If only the black umbrella were still here.
He knew the umbrella contained prohibited substances. Combined with certain psychological techniques, those compounds might have been more effective at counteracting whatever the enemy had dosed him with — might have helped him excavate memories from the subconscious that hadn't truly been erased.
He sat with his thoughts. The other three had fallen silent again. Without anyone noticing, the car had sunk back into its quiet.
Then a crack of thunder split the air outside the window. Everyone looked up. The mass of cloud had begun to glow from within; forks of lightning crawled through it, and the heavy black sky flashed purple-red in pulses, like a wound opening and closing.
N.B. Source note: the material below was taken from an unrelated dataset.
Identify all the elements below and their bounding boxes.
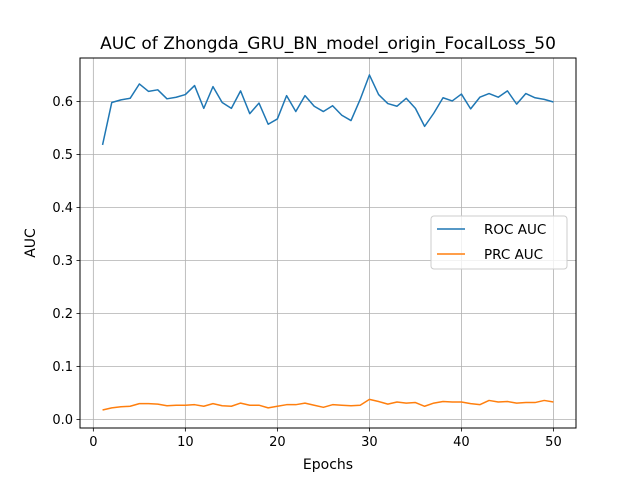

Two or three more deafening peals of thunder. The window glass began to rattle with the first drops — a staccato tapping that quickly thickened. Beads of water streaked down the glass in lines.
Rain.
Heavy rain. In a few breaths, the downpour had drawn a curtain of water across the landscape, blurring everything beyond the window to smears of color.
Despite the noise — the rain hammering, the thunder rolling, the sky outside looking like the end of the world — Ma En began to feel drowsy. His head dipped once. He caught himself. Dipped again. On the third time, in the last instant of clarity, understanding hit him like ice water.
— Damn. So that's how it works.
Before consciousness went dark, Ma En quietly, deliberately, broke his own pinky finger.
The pain arrived — sharp, immediate, radiating — but it couldn't stop his mind from sinking. And breaking the finger hadn't been only about creating pain.
...This was the only thing he could do.